Comparison of B-mode Ultrasonography and CT-Scan in Diagnosis of Children’s Maxillary Sinusitis
Background: Sinusitis is a common medical problem, especially in children. Diagnosis of sinusitis in children is usually based on clinical symptoms and clinicians usually tend to avoid X- ray study especially less than 6 years of age. Nowadays, the gold- standard for the diagnosis of sinusitis is CT scan but other modalities including plain X-ray and MRI are also useful. In the literature, there are few studies about the use of ultrasound for diagnosis of sinusitis as a safe, inexpensive and radiation-free method but most of these studies are limited to adults.
Objectives: Therefore this study has been designed to show the accuracy of ultrasound in diagnosis and follow up of sinusitis in the pediatric age group.
Patients and Methods: All children in the age range of 2-14 years who were clinically suspected for sinusitis and referred to Tabriz children’s hospital for CT scan were enrolled in this study and maxillary sinus sonography was performed for all of them before CT. Revonta method was used and sonography was done with Sonix-OP machine (by using linear- L14-5MHz and microconvex-C9-5/10MHz probes). Totally, 58 patients (116 maxillary sinuses) were evaluated over a 6 months period.
Results: Based on CT findings, patients were divided into four groups: 1) normal, 2) slight mucosal thickening, 3) considerable mucosal thickening (more than 50% of the surface), 4) fluid retention in association with mucosal thickening. According to the statistical analysis undertaken in this study, and extracted cut off point, accuracy of ultrasound in group 1 is about 90% with ultrasound quantitative criteria and about 82% with qualitative criteria. In group 3 and 4 the accuracy of ultrasound is above 90% by using qualitative criteria and 75% with quantitative criteria.

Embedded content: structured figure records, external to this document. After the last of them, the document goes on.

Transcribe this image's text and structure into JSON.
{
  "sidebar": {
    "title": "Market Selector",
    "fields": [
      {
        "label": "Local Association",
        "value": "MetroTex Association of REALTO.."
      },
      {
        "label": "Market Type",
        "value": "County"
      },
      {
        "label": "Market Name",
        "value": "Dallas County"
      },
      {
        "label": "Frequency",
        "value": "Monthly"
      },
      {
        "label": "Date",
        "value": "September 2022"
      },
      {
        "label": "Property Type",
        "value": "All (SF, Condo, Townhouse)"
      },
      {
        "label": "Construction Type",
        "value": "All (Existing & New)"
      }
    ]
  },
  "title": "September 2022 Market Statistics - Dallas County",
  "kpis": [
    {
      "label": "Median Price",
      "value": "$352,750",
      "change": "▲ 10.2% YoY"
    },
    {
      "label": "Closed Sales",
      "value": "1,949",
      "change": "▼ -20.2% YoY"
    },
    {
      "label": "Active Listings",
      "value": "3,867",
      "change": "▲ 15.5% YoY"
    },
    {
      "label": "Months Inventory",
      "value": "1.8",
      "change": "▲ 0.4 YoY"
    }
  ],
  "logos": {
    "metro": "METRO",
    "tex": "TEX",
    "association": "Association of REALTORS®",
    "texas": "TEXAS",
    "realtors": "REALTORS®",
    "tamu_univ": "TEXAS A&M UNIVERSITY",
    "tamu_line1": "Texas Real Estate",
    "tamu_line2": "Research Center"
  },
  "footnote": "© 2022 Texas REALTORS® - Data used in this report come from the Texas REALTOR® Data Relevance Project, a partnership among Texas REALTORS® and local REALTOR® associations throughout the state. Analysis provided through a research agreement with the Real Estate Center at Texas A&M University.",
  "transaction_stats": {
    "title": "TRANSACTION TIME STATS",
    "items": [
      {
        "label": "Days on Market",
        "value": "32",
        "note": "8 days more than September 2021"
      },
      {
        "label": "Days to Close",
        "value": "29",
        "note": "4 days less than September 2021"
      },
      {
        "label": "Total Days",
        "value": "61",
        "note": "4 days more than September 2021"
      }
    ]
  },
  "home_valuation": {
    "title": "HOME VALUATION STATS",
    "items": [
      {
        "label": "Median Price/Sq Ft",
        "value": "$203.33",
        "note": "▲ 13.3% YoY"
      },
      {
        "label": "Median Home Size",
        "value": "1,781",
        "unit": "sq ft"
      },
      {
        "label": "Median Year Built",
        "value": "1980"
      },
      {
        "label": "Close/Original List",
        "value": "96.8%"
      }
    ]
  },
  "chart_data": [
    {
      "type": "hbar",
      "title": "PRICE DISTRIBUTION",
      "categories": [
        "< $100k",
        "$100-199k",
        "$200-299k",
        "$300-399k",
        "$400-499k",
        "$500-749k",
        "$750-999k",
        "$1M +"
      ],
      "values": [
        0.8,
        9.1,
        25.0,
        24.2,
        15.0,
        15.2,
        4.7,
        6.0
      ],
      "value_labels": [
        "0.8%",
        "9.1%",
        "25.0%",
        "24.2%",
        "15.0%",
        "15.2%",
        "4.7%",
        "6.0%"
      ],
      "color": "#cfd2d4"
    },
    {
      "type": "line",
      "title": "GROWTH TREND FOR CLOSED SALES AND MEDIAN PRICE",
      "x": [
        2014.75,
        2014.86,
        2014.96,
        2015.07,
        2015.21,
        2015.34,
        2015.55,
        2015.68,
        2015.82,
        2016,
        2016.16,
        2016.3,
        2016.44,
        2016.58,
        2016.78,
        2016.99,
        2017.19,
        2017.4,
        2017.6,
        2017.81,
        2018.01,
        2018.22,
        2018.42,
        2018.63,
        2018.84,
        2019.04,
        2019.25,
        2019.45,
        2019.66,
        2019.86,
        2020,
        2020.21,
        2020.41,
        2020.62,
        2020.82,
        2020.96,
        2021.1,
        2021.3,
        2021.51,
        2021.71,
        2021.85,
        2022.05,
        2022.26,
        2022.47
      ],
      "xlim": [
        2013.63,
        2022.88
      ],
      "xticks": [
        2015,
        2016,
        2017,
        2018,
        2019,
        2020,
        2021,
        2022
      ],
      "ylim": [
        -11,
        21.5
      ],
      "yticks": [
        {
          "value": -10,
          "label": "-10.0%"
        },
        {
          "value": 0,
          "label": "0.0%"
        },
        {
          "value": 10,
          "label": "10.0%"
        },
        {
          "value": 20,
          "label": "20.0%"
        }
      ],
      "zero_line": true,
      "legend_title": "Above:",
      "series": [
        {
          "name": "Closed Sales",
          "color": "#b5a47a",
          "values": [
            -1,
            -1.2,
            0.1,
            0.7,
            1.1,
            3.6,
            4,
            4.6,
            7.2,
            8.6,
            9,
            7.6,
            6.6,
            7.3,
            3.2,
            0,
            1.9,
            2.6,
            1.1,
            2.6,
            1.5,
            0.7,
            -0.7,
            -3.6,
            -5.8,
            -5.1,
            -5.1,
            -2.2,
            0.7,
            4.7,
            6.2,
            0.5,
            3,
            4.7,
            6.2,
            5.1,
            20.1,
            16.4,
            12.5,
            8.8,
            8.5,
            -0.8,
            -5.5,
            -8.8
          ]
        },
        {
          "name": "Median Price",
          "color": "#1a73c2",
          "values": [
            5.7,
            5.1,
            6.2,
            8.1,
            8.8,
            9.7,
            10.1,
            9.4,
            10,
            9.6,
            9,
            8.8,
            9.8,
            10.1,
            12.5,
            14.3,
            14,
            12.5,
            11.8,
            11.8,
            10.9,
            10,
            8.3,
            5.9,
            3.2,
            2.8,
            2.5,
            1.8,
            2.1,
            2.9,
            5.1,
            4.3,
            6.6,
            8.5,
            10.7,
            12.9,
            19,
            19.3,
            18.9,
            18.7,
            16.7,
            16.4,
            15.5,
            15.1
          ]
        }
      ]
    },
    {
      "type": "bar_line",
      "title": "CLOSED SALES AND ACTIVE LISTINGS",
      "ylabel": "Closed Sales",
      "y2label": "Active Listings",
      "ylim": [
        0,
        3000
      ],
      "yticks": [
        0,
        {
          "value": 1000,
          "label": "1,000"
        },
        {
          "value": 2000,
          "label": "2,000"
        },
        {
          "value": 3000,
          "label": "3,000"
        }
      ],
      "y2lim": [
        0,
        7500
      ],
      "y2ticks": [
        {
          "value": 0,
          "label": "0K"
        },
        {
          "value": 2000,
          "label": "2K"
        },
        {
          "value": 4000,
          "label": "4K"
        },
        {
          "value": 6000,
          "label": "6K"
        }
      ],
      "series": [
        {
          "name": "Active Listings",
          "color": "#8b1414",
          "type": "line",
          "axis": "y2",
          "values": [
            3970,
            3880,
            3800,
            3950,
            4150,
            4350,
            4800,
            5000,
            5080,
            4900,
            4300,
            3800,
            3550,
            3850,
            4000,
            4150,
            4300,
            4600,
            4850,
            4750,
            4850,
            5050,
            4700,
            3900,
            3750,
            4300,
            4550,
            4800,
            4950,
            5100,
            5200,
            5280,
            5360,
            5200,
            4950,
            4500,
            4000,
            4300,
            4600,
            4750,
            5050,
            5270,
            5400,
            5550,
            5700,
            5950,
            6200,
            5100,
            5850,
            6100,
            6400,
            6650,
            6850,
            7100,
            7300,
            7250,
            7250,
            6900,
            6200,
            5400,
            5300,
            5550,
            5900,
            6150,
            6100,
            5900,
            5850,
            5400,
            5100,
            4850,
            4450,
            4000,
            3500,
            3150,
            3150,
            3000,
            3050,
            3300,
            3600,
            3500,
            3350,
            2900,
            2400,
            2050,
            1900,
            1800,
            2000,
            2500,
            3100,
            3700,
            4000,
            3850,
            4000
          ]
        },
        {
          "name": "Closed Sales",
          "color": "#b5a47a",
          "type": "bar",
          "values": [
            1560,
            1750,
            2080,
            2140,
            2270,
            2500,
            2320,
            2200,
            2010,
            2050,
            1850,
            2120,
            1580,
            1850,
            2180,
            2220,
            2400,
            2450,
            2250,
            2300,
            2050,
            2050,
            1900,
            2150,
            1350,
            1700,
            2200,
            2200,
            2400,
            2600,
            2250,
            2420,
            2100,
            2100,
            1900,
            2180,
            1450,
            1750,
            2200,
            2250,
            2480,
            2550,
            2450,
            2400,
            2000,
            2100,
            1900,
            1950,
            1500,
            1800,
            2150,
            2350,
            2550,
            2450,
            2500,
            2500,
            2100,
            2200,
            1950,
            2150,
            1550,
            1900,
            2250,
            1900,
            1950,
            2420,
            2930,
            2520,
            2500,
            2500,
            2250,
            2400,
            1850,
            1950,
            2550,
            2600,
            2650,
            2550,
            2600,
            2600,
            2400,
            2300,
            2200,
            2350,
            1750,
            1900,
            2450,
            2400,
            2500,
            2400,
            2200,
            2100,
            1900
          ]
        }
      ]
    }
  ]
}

Conclusions: Ultrasound study of maxillary sinuses in children is easily achievable if operator has enough skills and experience. Since qualitative criteria are more operator dependent, quantitative study is more accurate and more practical. Using these results, the accuracy of ultrasonography in the diagnosis of maxillary sinusitis in children is considerably high and acceptable, therefore ultrasound can be used not only as a precise diagnostic tool for primary diagnosis of sinusitis but also it can be used as a safe, accurate, practical and repeatable tool for follow up and post treatment monitoring of these patients.